Globally, public awareness about OC was reported to be low, with significant lack of knowledge about signs and symptoms. The limitation of the current study was mainly lack of similar studies about Iraqi population, from which comparison could be withdrawn. In addition, this type of surveys cannot provide sufficient amount of details due to restricted nature of the answers, which limits the respondents to fully express their knowledge about investigated topic. Current results must be interpreted with a caution, as the questionnaire was distributed to patients attending selected GSD in Baghdad, which may restrict the representative potential of Iraqi community.

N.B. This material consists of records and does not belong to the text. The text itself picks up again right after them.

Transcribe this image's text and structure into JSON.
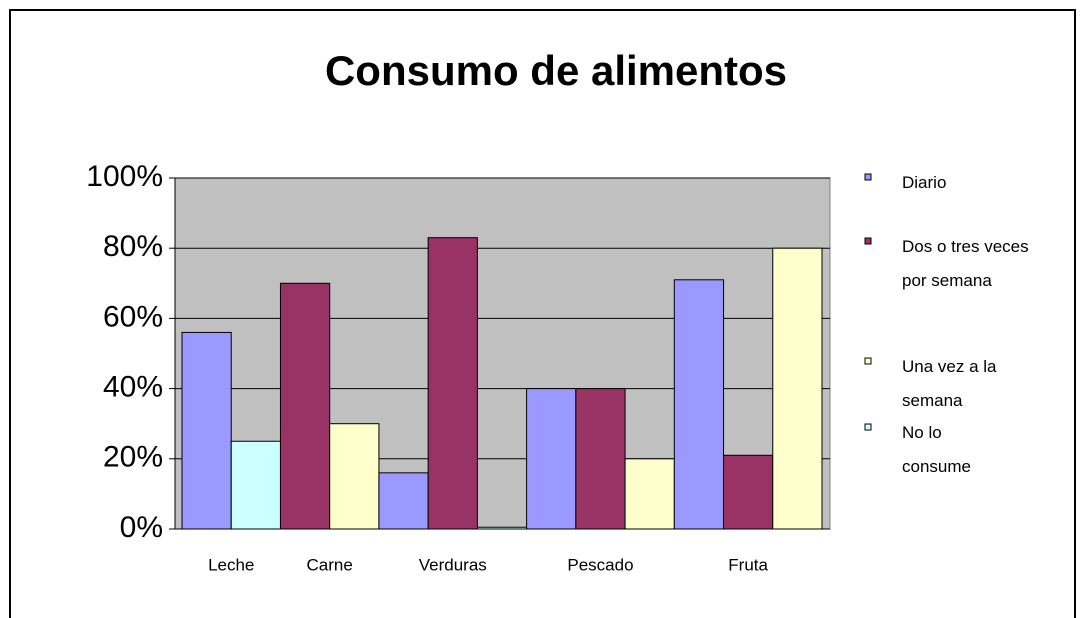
{
  "chart_data": {
    "type": "bar",
    "title": "Consumo de alimentos",
    "categories": [
      "Leche",
      "Carne",
      "Verduras",
      "Pescado",
      "Fruta"
    ],
    "series": [
      {
        "name": "Diario",
        "color": "#9999ff",
        "values": [
          56,
          null,
          16,
          40,
          71
        ]
      },
      {
        "name": "Dos o tres veces\npor semana",
        "color": "#993366",
        "values": [
          null,
          70,
          83,
          40,
          21
        ]
      },
      {
        "name": "Una vez a la\nsemana",
        "color": "#ffffcc",
        "values": [
          null,
          30,
          null,
          20,
          80
        ]
      },
      {
        "name": "No lo\nconsume",
        "color": "#ccffff",
        "values": [
          25,
          null,
          0.5,
          null,
          null
        ]
      }
    ],
    "ylim": [
      0,
      100
    ],
    "yticks": [
      {
        "value": 0,
        "label": "0%"
      },
      {
        "value": 20,
        "label": "20%"
      },
      {
        "value": 40,
        "label": "40%"
      },
      {
        "value": 60,
        "label": "60%"
      },
      {
        "value": 80,
        "label": "80%"
      },
      {
        "value": 100,
        "label": "100%"
      }
    ],
    "grid": true,
    "plot_background": "#c0c0c0",
    "legend": "right"
  }
}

However, this pilot study provides basis for future surveys involving larger sample at different cities in Iraq to highlight the actual knowledge of Iraqi population towards OC. Despite these limitations, findings of this study were not deviated from previous researches, in which Iraqi population showed low-level of awareness about OC that require community-based educational programs emphasizing the importance of early detection and management of OC. In addition, the knowledge acquired from dentists is pivotal in enhancing individuals’ awareness about OC.


The authors declare no potential conflicts of interest with respect to the research, authorship, and/or publication of this article.